The state's Democrats have argued that the witness requirement increases the risk of COVID-19 infection and transmission and unconstitutionally burdens the right to vote. There is no evidence that the requirement does anything for election security as election officials have no ability to verify witness signatures, Democrats argued.
And a South Carolina federal court agreed, enjoining the requirement twice: for the June primary and then for the November election. In late September, the Fourth Circuit preserved the latest order, rejecting the motion for a stay from the state's Republican Party and various Republican officials and legislators.
On Monday, the Supreme Court sided with the Republicans and granted a stay, though it also held that any ballots cast before the stay was issued may not be rejected for failing to comply with the witness requirement.
Justices Clarence Thomas, Samuel Alito and Neil Gorsuch noted in the two-page order that they would've issued the stay in full without that exception.
And Justice Brett Kavanaugh penned a concurrence, writing that he agreed that the order should be stayed for two alternative reasons. Specifically, a state legislature's decision to keep or make changes to election rules to address the pandemic shouldn't be subjected to criticism from an unelected federal judiciary, he said.
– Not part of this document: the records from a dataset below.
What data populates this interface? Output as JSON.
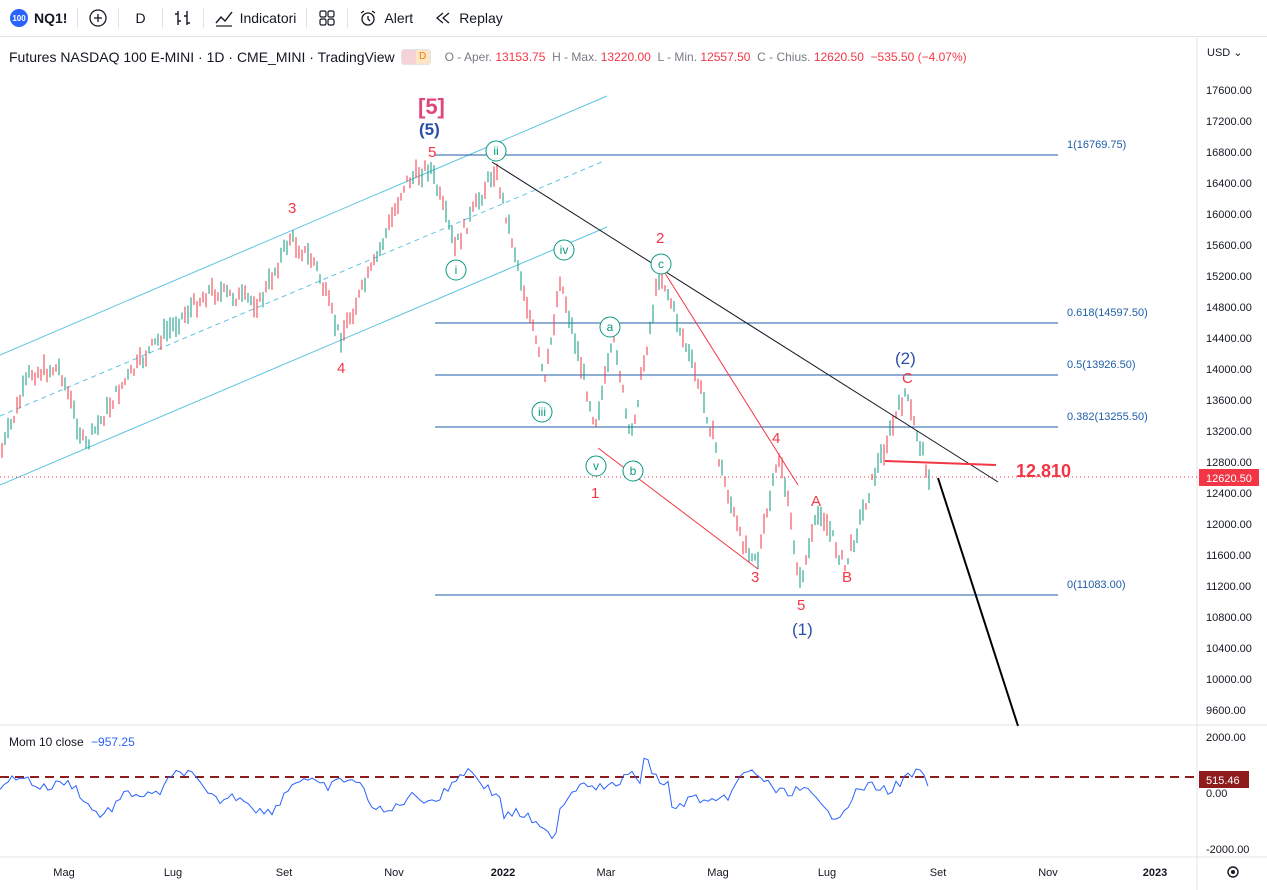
{
  "toolbar": {
    "symbol_badge": "100",
    "symbol": "NQ1!",
    "interval": "D",
    "indicators_label": "Indicatori",
    "alert_label": "Alert",
    "replay_label": "Replay"
  },
  "legend": {
    "title": "Futures NASDAQ 100 E-MINI · 1D · CME_MINI · TradingView",
    "o_label": "O - Aper.",
    "o_val": "13153.75",
    "h_label": "H - Max.",
    "h_val": "13220.00",
    "l_label": "L - Min.",
    "l_val": "12557.50",
    "c_label": "C - Chius.",
    "c_val": "12620.50",
    "chg": "−535.50 (−4.07%)",
    "badge_letter": "D"
  },
  "currency": "USD",
  "price_axis": [
    "17600.00",
    "17200.00",
    "16800.00",
    "16400.00",
    "16000.00",
    "15600.00",
    "15200.00",
    "14800.00",
    "14400.00",
    "14000.00",
    "13600.00",
    "13200.00",
    "12800.00",
    "12400.00",
    "12000.00",
    "11600.00",
    "11200.00",
    "10800.00",
    "10400.00",
    "10000.00",
    "9600.00"
  ],
  "current_price": "12620.50",
  "time_axis": [
    "Mag",
    "Lug",
    "Set",
    "Nov",
    "2022",
    "Mar",
    "Mag",
    "Lug",
    "Set",
    "Nov",
    "2023"
  ],
  "fib_levels": [
    "1(16769.75)",
    "0.618(14597.50)",
    "0.5(13926.50)",
    "0.382(13255.50)",
    "0(11083.00)"
  ],
  "wave_labels": {
    "big5": "[5]",
    "p5": "(5)",
    "p2": "(2)",
    "p1": "(1)",
    "w3": "3",
    "w4": "4",
    "w5": "5",
    "w1": "1",
    "w2": "2",
    "w3b": "3",
    "w4b": "4",
    "w5b": "5",
    "wA": "A",
    "wB": "B",
    "wC": "C",
    "ci": "i",
    "cii": "ii",
    "ciii": "iii",
    "civ": "iv",
    "cv": "v",
    "ca": "a",
    "cb": "b",
    "cc": "c"
  },
  "level_text": "12.810",
  "momentum": {
    "label": "Mom 10 close",
    "value": "−957.25",
    "axis": [
      "2000.00",
      "0.00",
      "-2000.00"
    ],
    "badge": "515.46"
  },
  "colors": {
    "red": "#f23645",
    "blue": "#2962ff",
    "teal": "#089981",
    "fib": "#1e5ea8",
    "channel": "#5ec4e0",
    "darkred": "#8e1c1c"
  }
}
And on top of that, "this court has repeatedly emphasized that federal courts ordinarily should not alter state election rules in the period close to an election," Justice Kavanaugh wrote. "By enjoining South Carolina's witness requirement shortly before the election, the district court defied that principle and this court's precedents."
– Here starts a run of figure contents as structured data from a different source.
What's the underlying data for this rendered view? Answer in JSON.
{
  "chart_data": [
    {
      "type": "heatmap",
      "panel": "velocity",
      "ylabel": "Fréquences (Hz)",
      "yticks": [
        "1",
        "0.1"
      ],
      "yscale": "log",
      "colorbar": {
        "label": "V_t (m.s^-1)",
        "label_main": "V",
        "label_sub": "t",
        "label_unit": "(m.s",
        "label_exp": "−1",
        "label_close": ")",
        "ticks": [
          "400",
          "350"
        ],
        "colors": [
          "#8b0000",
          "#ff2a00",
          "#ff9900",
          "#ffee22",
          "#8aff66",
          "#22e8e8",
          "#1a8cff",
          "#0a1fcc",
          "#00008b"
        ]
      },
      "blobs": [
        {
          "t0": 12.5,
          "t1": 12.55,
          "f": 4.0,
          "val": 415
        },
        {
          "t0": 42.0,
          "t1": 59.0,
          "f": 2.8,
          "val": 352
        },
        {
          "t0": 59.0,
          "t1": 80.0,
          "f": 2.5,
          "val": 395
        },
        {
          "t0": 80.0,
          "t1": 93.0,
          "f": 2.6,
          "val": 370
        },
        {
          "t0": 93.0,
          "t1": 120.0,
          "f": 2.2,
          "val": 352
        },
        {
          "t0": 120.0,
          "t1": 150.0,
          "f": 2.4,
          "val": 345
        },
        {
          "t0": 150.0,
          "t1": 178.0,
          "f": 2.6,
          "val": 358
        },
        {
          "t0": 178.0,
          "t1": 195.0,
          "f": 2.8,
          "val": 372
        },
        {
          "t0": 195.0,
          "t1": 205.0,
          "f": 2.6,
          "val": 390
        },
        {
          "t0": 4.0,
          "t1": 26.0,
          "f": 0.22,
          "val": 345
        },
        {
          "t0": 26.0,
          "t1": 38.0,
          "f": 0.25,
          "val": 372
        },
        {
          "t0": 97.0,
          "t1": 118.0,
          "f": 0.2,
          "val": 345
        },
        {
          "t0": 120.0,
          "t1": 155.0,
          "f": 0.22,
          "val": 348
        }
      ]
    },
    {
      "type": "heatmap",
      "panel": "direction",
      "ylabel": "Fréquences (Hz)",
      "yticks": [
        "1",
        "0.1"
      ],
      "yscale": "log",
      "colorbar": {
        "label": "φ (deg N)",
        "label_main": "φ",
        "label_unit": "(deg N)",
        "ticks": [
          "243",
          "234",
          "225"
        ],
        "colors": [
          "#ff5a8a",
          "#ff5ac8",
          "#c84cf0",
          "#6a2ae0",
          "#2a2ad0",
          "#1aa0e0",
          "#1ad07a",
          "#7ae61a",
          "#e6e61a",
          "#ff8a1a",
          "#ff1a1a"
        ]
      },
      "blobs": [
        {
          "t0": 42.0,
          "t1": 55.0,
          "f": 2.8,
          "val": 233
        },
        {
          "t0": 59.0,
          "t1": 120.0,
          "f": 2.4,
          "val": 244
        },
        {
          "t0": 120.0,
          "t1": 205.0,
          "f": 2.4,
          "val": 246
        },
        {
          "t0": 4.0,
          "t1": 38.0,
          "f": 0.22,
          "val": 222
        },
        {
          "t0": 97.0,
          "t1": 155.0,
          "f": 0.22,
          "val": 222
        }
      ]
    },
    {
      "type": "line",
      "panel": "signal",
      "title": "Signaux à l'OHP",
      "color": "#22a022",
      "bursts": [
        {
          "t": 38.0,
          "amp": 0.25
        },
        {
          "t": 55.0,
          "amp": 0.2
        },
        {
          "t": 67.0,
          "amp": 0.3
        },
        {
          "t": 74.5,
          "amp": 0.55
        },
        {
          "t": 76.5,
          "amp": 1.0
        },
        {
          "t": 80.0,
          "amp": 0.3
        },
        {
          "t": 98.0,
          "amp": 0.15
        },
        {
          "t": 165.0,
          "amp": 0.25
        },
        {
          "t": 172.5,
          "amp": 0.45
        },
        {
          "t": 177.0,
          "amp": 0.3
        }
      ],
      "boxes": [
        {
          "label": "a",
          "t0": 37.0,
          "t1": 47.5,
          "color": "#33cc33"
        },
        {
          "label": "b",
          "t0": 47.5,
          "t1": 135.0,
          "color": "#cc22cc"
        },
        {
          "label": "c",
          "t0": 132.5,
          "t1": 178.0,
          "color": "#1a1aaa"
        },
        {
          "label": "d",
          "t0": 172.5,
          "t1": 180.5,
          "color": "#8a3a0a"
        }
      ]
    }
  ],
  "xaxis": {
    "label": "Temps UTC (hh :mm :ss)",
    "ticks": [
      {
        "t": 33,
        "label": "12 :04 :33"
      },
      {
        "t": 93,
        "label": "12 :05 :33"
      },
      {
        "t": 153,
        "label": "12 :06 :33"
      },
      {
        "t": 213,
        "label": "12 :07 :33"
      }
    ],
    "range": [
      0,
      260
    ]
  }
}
South Carolina GOP Chairman Drew McKissick said in a statement Monday that Democrats had attempted to "hijack a pandemic and use it to meddle with our election laws."
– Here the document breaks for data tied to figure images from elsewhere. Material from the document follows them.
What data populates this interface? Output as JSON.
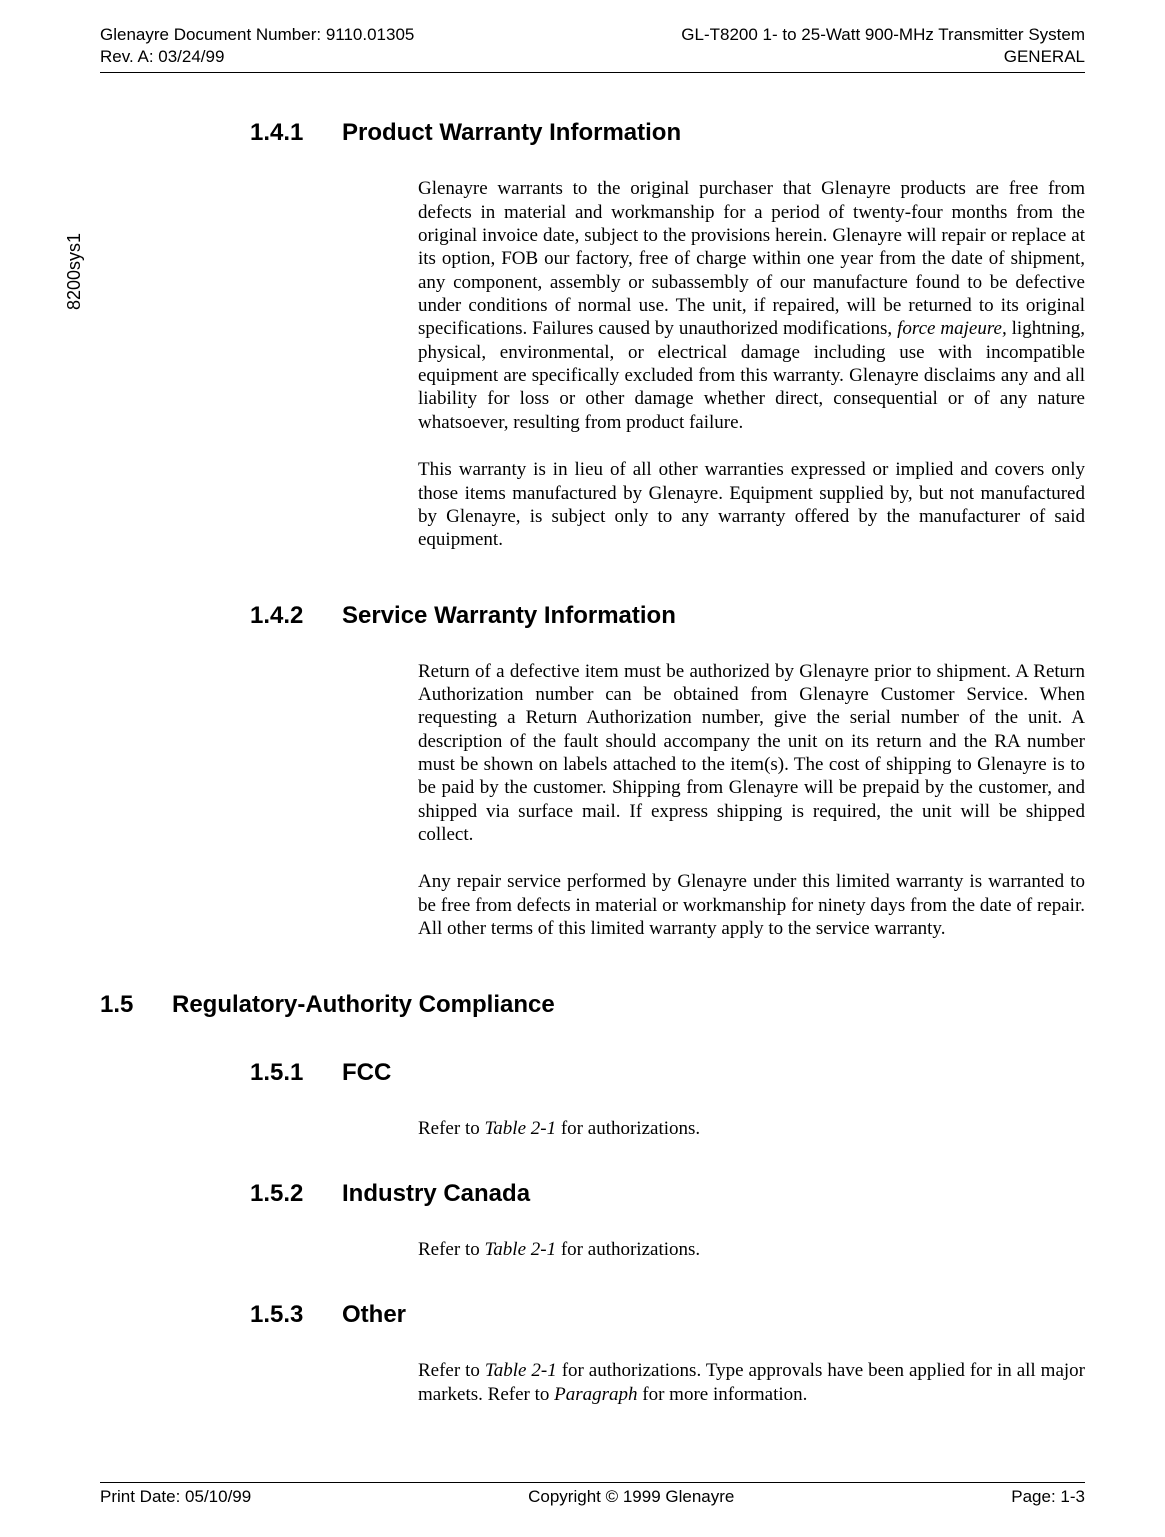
{
  "header": {
    "doc_number_label": "Glenayre Document Number: 9110.01305",
    "rev_label": "Rev. A: 03/24/99",
    "system_label": "GL-T8200 1- to 25-Watt 900-MHz Transmitter System",
    "section_label": "GENERAL"
  },
  "sidetext": "8200sys1",
  "sections": {
    "s141": {
      "num": "1.4.1",
      "title": "Product Warranty Information",
      "p1a": "Glenayre warrants to the original purchaser that Glenayre products are free from defects in material and workmanship for a period of twenty-four months from the original invoice date, subject to the provisions herein. Glenayre will repair or replace at its option, FOB our factory, free of charge within one year from the date of shipment, any component, assembly or subassembly of our manufacture found to be defective under conditions of normal use. The unit, if repaired, will be returned to its original specifications. Failures caused by unauthorized  modifications, ",
      "p1_italic": "force majeure,",
      "p1b": " lightning, physical, environmental, or electrical damage including use with incompatible equipment are specifically excluded from this warranty. Glenayre disclaims any and all liability for loss or other damage whether direct, consequential or of any nature whatsoever, resulting from product failure.",
      "p2": "This warranty is in lieu of all other warranties expressed or implied and covers only those items manufactured by Glenayre. Equipment supplied by, but not manufactured by Glenayre, is subject only to any warranty offered by the manufacturer of said equipment."
    },
    "s142": {
      "num": "1.4.2",
      "title": "Service Warranty Information",
      "p1": "Return of a defective item must be authorized by Glenayre prior to shipment. A Return Authorization number can be obtained from Glenayre Customer Service. When requesting a Return Authorization number, give the serial number of the unit. A description of the fault should accompany the unit on its return and the RA number must be shown on labels attached to the item(s). The cost of shipping to Glenayre is to be paid by the customer. Shipping from Glenayre will be prepaid by the customer, and shipped via surface mail. If express shipping is required, the unit will be shipped collect.",
      "p2": "Any repair service performed by Glenayre under this limited warranty is warranted to be free from defects in material or workmanship for ninety days from the date of repair. All other terms of this limited warranty apply to the service warranty."
    },
    "s15": {
      "num": "1.5",
      "title": "Regulatory-Authority Compliance"
    },
    "s151": {
      "num": "1.5.1",
      "title": "FCC",
      "p1a": "Refer to ",
      "p1_italic": "Table 2-1",
      "p1b": " for authorizations."
    },
    "s152": {
      "num": "1.5.2",
      "title": "Industry Canada",
      "p1a": "Refer to ",
      "p1_italic": "Table 2-1",
      "p1b": " for authorizations."
    },
    "s153": {
      "num": "1.5.3",
      "title": "Other",
      "p1a": "Refer to ",
      "p1_italic1": "Table 2-1",
      "p1b": " for authorizations. Type approvals have been applied for in all major markets. Refer to ",
      "p1_italic2": "Paragraph ",
      "p1c": " for more information."
    }
  },
  "footer": {
    "print_date": "Print Date: 05/10/99",
    "copyright": "Copyright © 1999 Glenayre",
    "page": "Page: 1-3"
  }
}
"We're pleased the Supreme Court reinstated the witness signature requirement and recognized its importance in helping to prevent election fraud," McKissick said.
The high court is poised to consider several voting and election matters as the November election looms. On Friday, the court said it would take up petitions from Arizona's attorney general and the Arizona Republican Party, which separately challenged a Ninth Circuit finding that two state voting regulations discriminated against minority voters.
Also last week, the Pennsylvania Senate's GOP majority leadership asked the Supreme Court to stay the state high court's recent ruling extending the deadline for receipt of mail-in ballots as a result of the coronavirus pandemic and reported postal service delays.
The South Carolina Democratic Party didn't immediately return a request for comment late Monday.
The Republicans were represented by Wm. Grayson Lambert, M. Elizabeth Crum and Jane W. Trinkley of Burr & Forman LLP, Karl Smith Bowers Jr. of Bowers Law Office, M. Todd Carroll and Kevin A. Hall of Womble Bond Dickinson LLP, Susan P. McWilliams of Nexsen Pruet LLC, Robert E. Stepp and Robert E. Tyson Jr. of Robinson Gray Stepp & Laffitte LLC and Thomas R. McCarthy and Cameron T. Norris of Consovoy McCarthy PLLC.
The Democrats were represented by Marc E. Elias, Bruce V. Spiva, Christopher J. Bryant and Sopen Shah of Perkins Coie LLP.
The case is Marci Andino et al. v. Kylon Middleton et al., case number 20A55, in the U.S. Supreme Court.